Haryadi menambahkan, aksi penjarahan timbul karena norma dan moral masyarakat yang sudah luntur.
Baca Juga: Isuzu Traga Muatan Telur Hancur Tak Terselamatkan, Derita Sopir Menjadi-jadi, Nurani Warga Mati
Akibatnya, hal-hal yang dulu dianggap buruk, saat ini menjadi hal yang biasa atau normal dilakukan.
Sementara, Direktur Pusat Studi Psikologi Bencana Universitas Surabaya, Listyo Yuwanto, mengatakan ada beberapa alasan seseorang bisa melakukan aksi penjarahan, yakni adanya kesempatan, kepuasan instan, dan kurangnya rasa empati.
"Mendapatkan sesuatu yang biasanya membutuhkan usaha atau biaya (seperti membeli makanan atau obat-obatan) secara gratis dapat memberikan kepuasan instan," ujar Listyo saat dihubungi secara terpisah oleh Kompas.com, Jumat (7/3/2025).

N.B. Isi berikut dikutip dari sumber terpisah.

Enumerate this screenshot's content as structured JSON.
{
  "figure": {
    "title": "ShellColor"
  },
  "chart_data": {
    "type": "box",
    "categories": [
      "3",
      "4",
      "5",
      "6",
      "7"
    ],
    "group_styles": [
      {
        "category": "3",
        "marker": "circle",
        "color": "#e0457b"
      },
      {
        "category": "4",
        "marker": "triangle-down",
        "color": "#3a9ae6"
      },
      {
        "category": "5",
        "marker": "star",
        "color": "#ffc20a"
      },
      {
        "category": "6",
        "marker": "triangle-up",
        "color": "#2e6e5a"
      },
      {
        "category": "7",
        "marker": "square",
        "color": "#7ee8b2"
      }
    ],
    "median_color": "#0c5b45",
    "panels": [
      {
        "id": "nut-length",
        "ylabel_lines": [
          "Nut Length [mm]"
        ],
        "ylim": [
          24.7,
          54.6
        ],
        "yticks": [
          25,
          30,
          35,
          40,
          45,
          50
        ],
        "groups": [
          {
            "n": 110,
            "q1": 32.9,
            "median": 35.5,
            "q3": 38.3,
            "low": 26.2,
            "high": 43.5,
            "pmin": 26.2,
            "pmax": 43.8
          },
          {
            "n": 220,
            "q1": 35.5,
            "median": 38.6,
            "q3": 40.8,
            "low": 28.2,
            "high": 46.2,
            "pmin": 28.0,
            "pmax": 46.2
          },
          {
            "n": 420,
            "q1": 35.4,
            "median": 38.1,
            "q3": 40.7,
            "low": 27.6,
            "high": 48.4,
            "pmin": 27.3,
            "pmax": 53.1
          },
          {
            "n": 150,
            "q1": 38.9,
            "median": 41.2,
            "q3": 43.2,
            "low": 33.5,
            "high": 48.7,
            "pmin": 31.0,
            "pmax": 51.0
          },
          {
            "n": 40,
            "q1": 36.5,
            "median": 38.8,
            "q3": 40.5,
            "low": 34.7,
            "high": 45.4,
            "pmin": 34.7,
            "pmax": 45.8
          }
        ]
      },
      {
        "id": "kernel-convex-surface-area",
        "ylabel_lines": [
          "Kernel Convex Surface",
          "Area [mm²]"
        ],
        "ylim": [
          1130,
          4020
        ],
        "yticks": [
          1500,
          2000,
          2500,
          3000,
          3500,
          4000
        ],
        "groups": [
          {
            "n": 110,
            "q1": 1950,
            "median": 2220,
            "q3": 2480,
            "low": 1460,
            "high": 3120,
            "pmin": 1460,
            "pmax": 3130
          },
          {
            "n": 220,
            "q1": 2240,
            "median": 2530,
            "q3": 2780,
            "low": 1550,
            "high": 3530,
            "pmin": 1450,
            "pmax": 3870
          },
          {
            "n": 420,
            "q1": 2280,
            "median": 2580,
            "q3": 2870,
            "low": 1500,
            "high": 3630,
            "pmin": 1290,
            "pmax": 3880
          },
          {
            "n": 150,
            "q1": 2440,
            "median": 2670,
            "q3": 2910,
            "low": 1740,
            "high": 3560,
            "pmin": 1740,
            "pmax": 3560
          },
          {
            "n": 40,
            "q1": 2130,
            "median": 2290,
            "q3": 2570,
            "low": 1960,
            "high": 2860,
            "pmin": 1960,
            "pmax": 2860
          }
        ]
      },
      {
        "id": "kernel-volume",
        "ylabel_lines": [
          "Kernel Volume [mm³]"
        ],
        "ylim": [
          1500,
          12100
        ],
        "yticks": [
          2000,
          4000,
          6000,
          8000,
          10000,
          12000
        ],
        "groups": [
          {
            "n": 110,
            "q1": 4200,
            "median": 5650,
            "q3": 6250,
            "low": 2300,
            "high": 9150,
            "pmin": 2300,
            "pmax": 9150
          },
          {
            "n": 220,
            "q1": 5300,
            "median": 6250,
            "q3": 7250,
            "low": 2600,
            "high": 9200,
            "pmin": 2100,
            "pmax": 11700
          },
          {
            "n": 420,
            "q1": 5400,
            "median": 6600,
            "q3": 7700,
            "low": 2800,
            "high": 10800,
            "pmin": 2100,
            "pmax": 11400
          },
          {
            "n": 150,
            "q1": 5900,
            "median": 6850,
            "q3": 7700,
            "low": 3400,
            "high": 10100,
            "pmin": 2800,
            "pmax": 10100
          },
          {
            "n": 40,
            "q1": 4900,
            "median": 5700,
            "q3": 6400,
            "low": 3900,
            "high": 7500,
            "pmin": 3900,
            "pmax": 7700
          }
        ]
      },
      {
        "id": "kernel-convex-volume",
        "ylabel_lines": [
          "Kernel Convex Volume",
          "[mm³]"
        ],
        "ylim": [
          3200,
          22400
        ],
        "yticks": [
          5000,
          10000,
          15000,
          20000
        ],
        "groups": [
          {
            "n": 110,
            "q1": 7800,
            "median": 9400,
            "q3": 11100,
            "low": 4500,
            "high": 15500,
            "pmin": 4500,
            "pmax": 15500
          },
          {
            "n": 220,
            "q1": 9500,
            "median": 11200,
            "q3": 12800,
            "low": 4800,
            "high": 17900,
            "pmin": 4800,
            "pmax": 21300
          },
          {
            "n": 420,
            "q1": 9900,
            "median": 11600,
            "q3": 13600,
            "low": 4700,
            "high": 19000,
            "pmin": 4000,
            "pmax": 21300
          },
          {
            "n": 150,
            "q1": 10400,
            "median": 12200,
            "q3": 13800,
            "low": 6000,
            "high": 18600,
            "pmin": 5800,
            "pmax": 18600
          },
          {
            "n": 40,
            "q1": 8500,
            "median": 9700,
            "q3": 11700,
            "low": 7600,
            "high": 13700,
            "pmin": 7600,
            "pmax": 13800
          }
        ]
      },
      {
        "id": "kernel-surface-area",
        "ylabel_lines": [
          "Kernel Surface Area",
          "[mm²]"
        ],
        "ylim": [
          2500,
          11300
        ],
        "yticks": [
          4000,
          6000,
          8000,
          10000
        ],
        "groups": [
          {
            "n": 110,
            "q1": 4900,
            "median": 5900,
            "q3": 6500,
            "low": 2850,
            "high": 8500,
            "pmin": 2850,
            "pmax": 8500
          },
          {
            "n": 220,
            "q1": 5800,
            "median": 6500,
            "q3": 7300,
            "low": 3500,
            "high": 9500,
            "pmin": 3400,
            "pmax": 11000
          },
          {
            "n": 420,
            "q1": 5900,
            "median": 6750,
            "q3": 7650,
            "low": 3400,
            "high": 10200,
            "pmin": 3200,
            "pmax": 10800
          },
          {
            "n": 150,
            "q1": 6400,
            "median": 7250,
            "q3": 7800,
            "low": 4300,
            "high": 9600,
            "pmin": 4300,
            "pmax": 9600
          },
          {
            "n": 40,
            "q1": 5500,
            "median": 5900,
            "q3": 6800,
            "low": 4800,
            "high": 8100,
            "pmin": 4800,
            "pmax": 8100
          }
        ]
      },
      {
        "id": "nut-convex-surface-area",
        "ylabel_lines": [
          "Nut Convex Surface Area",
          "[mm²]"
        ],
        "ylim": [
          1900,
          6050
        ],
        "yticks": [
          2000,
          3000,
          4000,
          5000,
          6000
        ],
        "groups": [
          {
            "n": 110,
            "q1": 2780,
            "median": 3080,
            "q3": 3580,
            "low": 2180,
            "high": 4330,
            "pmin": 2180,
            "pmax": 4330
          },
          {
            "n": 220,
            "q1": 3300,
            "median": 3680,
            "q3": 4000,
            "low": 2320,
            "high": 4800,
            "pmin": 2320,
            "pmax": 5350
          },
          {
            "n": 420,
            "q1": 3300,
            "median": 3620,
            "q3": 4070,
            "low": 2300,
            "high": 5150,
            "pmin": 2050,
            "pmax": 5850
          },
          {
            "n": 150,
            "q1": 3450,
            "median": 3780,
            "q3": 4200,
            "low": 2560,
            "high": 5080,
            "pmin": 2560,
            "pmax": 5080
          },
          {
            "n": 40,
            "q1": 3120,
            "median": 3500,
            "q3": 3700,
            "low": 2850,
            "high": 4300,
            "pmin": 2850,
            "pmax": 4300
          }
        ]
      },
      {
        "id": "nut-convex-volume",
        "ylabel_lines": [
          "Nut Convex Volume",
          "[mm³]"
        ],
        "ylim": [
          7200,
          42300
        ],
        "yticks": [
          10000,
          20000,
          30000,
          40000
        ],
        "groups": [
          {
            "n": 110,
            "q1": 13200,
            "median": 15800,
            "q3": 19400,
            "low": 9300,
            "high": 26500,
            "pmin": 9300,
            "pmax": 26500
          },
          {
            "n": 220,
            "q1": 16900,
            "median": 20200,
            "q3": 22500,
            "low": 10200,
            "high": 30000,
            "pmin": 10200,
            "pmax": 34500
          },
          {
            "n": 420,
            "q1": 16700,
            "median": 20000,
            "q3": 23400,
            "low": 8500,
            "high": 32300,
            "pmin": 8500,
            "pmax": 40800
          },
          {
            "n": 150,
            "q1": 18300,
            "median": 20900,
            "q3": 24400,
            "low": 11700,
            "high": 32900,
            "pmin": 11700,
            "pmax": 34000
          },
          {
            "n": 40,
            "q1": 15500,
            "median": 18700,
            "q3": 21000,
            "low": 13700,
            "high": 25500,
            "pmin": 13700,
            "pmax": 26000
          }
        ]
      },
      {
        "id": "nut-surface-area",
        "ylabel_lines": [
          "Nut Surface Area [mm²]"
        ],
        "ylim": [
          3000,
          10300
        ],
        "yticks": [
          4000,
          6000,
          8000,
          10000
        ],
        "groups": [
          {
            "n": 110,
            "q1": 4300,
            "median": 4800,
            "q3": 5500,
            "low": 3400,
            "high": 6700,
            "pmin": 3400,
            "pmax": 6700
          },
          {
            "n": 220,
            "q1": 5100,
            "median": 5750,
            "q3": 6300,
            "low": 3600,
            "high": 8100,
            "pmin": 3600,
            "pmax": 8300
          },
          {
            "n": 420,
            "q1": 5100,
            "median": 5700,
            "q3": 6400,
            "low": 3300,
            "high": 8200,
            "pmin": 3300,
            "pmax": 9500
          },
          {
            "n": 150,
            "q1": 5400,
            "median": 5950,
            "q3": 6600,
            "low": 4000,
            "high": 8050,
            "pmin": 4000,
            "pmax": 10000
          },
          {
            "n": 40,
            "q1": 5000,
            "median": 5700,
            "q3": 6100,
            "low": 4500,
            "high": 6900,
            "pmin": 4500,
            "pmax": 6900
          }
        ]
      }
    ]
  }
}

"Hal ini dapat memicu perilaku impulsif, terutama jika seseorang merasa ini adalah kesempatan langka," imbuhnya.
Tak hanya itu, Listyo menjelaskan, kurangnya rasa empati atau kemampuan untuk merasakan atau memahami penderitaan orang lain dapat membuat seseorang lebih mudah mengambil keputusan yang merugikan orang lain tanpa rasa bersalah.
Hal tersebut bisa diperparah dengan beberapa orang yang mungkin membenarkan tindakan mereka dengan alasan, seperti "orang lain juga melakukannya" atau "korban sudah tidak membutuhkannya lagi".
"Proses rasionalisasi ini membantu mereka mengurangi konflik batin atau rasa bersalah," kata Listyo.
Rasionalisasi ini membantu mereka mengabaikan aspek moral karena kebutuhan pribadi dianggap lebih mendesak.